Small Business Five Elements of Good Credit

Thursday, June 1, 2023

Author: SBR

All growing businesses reach a critical juncture when they must decide if business financing is the right solution for getting to the next level. The big mistake many business owners make is to wait until they need financing to learn about their options and what it takes to qualify for credit. If they’re not prepared to borrow, they may end up with poor financing terms, if they can qualify at all.

Business owners with ambitions of growing their businesses must assume that, at some point, they will need an infusion of capital that will more than likely come from financing. They may not need it today or in the foreseeable future, but if they’re doing things right, the time will come, and they need to prepare sooner rather than later.

That requires having a clear understanding of how lenders evaluate your credit and working to prepare your business accordingly. While the methods for assessing a business’s credit standing can vary among lenders, most utilize a similar framework built around the five elements of good credit—credit history, capacity, capital, collateral, and conditions. A business might scope out well with four of the elements but get rejected if one doesn’t meet the lender’s standards. So, it’s critical to clearly understand the intricacies of each and how they are evaluated by lenders.

Credit History

While lenders will evaluate your personal credit history, they also want to know how well your business manages credit. At a minimum, they want to see an established track record of borrowing and paying back loans. If you haven’t already, you need to separate your personal and business finances, focusing on building a credit history for your business. That could start with obtaining a business credit card and building financing relationships with vendors and suppliers by opening trade credit accounts.

From there, you need to closely track your business credit profile with the three business credit bureaus—Equifax, Experian, and Dunn & Bradstreet—who compile a credit profile for your business and will generate a credit report upon request. The business credit report includes background information on your business, financial information, banking and collection history, and history of liens or judgments. They also produce a risk score, which, like a credit score, measures creditworthiness. Unlike credit scoring of your personal credit, which is based on a standard set of factors, each credit bureau uses varying factors to calculate your business’s risk score.

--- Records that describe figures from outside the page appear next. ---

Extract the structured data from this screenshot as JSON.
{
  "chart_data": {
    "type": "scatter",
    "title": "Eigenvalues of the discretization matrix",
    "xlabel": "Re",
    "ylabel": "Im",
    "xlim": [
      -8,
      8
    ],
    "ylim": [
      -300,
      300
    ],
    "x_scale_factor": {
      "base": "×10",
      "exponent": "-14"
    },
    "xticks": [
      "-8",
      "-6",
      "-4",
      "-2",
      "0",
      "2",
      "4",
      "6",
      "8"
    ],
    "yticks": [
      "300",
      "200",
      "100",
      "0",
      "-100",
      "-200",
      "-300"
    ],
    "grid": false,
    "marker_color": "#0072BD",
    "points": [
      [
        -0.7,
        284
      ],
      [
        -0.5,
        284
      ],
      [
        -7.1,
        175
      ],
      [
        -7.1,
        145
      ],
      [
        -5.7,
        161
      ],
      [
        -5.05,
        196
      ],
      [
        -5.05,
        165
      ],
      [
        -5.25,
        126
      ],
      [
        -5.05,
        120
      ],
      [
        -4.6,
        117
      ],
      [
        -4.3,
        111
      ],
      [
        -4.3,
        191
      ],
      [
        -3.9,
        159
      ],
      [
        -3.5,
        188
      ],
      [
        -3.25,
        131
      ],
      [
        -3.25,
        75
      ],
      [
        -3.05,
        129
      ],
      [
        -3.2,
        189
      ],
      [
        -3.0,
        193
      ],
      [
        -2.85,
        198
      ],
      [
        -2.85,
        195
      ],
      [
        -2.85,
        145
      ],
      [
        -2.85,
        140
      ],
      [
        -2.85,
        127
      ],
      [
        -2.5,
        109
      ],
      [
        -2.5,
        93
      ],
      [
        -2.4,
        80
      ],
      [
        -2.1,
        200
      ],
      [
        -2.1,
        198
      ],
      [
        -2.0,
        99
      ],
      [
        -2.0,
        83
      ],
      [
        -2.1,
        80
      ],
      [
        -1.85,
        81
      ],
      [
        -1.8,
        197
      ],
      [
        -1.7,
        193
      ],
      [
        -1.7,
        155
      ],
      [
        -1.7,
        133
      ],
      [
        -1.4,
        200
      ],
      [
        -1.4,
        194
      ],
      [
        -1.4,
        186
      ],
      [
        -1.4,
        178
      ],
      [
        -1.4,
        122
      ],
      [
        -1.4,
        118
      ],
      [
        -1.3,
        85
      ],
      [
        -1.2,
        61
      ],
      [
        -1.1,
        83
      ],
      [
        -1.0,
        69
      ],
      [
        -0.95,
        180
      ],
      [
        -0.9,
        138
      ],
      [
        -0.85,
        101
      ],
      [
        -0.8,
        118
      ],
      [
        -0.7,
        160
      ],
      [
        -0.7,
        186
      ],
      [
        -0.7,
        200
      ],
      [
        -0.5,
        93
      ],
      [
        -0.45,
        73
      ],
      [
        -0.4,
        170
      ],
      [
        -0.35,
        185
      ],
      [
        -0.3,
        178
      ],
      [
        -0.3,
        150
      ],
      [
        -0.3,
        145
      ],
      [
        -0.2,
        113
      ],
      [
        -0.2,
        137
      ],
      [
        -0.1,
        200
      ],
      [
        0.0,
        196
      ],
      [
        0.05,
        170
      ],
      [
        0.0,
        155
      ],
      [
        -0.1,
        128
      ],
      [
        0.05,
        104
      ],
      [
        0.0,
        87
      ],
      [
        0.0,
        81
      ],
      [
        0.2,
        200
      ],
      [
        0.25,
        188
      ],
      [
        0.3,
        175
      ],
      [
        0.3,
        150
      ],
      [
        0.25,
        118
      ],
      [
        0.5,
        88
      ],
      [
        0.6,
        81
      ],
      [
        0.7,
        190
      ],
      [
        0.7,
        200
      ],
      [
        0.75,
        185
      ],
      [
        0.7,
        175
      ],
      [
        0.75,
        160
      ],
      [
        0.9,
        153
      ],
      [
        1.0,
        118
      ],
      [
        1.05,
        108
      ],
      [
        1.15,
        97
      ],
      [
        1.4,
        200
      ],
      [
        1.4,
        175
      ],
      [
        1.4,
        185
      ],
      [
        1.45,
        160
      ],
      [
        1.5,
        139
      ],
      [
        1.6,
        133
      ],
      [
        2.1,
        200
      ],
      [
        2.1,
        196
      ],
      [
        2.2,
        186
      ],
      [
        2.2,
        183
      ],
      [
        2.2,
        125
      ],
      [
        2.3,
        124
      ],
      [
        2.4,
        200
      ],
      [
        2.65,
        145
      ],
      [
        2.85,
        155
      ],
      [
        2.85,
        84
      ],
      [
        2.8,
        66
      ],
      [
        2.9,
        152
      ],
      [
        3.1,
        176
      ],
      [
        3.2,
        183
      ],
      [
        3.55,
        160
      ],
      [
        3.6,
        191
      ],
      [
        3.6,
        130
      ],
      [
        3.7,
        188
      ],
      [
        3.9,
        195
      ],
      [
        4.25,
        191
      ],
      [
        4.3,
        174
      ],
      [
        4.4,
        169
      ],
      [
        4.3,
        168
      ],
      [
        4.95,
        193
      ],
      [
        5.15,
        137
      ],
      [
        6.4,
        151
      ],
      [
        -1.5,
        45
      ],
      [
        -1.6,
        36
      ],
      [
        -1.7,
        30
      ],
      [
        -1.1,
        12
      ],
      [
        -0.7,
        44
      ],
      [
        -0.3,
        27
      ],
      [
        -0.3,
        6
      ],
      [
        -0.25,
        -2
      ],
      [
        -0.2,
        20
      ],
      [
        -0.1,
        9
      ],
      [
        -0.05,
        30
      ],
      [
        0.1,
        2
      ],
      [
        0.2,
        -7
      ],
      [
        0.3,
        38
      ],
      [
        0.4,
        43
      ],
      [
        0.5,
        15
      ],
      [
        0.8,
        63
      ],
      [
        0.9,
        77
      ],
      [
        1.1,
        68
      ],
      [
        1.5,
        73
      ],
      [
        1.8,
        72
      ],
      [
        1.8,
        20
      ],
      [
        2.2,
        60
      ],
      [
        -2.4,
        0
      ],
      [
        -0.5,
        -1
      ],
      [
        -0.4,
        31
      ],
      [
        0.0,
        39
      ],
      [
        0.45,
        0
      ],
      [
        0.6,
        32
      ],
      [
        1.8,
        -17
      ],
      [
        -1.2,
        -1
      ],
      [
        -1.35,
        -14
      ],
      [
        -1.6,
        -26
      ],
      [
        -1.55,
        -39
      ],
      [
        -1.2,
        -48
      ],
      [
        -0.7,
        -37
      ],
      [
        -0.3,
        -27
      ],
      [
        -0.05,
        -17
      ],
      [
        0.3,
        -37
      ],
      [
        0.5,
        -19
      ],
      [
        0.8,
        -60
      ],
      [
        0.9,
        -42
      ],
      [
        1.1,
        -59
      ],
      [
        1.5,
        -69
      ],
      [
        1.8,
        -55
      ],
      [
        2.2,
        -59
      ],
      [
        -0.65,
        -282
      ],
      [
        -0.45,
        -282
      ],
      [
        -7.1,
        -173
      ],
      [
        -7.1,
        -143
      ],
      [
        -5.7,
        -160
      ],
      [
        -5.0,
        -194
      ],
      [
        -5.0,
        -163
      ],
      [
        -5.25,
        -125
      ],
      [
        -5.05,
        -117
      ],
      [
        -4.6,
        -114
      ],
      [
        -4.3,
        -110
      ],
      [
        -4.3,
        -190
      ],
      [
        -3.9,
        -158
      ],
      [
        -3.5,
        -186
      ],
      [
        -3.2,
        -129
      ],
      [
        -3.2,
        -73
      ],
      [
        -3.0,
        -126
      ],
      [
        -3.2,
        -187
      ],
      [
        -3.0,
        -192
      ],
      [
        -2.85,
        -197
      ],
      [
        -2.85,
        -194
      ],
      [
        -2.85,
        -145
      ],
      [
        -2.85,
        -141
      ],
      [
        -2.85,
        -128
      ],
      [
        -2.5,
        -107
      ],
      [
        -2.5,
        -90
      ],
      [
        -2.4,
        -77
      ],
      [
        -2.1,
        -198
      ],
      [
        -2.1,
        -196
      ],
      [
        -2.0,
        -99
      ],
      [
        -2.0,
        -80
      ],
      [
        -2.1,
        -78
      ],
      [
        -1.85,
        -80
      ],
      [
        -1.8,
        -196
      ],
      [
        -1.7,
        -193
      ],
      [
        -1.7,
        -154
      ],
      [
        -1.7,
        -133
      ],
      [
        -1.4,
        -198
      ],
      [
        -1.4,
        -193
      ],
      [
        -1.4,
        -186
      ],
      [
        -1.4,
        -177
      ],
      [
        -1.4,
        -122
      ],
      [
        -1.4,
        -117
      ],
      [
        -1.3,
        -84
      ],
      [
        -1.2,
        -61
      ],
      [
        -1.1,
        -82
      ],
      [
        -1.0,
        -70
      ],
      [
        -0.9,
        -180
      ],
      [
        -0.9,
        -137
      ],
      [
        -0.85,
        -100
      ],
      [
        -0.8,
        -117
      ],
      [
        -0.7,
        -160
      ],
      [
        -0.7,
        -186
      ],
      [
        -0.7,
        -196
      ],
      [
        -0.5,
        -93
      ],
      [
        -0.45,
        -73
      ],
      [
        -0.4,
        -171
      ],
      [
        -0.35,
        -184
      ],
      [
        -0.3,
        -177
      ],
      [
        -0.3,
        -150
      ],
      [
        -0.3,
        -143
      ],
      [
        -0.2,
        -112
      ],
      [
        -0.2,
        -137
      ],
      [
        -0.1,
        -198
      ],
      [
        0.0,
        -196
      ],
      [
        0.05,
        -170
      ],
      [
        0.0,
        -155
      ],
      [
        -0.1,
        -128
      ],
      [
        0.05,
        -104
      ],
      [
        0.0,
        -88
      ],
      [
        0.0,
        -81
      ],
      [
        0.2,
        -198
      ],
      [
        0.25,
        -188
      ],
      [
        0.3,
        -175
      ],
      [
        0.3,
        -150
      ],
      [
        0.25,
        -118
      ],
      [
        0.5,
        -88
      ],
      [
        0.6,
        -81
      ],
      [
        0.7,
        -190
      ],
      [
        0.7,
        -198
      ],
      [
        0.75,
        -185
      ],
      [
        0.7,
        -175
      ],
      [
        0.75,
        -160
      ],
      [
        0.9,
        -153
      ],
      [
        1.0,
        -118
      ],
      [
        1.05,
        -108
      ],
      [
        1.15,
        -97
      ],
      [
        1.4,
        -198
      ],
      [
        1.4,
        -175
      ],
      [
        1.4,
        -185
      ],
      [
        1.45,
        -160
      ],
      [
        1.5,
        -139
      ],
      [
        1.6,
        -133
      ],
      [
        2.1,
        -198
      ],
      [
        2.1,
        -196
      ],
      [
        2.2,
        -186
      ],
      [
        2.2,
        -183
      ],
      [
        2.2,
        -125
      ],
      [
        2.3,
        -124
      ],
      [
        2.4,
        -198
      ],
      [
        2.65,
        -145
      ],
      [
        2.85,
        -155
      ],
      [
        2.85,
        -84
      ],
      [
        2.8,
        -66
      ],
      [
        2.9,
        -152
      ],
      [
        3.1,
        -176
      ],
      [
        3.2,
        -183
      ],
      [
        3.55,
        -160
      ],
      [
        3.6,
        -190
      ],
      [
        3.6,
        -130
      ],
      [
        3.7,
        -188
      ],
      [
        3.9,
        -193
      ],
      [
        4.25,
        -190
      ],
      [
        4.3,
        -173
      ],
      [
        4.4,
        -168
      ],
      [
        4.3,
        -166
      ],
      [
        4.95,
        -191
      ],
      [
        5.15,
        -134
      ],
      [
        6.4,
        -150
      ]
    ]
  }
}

In building your business credit, you can’t let your personal credit slide. When applying for financing, lenders consider both your business and personal credit in evaluating overall credit risk. The key is to keep your credit balances low on your personal and business lines and always make on-time payments.

Capacity

The most important consideration for lenders is whether a business has the ability to repay a loan and meet payment obligations. Lenders look to your business’s profitability and cash flow as evidence that you are financially able to take on credit. They will also consider the business’s cash flow projections to determine if it has the capacity to meet long-term obligations. 

Capital

Lenders scrutinize the business’s bottom line for clear indications that it has sufficient capital—more specifically, that its assets sufficiently exceed its liabilities. Lenders want to know that if things start to go south for the business, it has sufficient assets to convert into cash if necessary. Lenders consider it a big plus if owners have their own capital tied up in the business, showing skin in the game and a commitment to the business’s success. 

Conditions

When evaluating your business’s capacity to repay a loan, lenders consider several external and internal factors that could impact your business’s finances. For example, they might perform a “stress test” to see how your business might perform in a recession. They also look internally to see if your management team is capable of growing a business in any economic environment, reviewing their experience and educational background to assess their abilities.

Collateral

Depending on the type and amount of financing, lenders may require collateral to back a loan. Collateral reduces lender risk and improves your chances of qualifying for a loan. In some cases, if you’re using capital to purchase equipment, inventory, or property, they can be used as collateral. If you don’t have sufficient business assets to offer as collateral, lenders will look to your personal assets.

Business owners with expectations of getting to the next level must anticipate the need for capital well in advance or risk losing out on opportunities. If it’s not coming from investors, it will most likely come from financing. Using these five elements of good credit  as a framework, businesses can map out a deliberate plan to successfully prepare to borrow.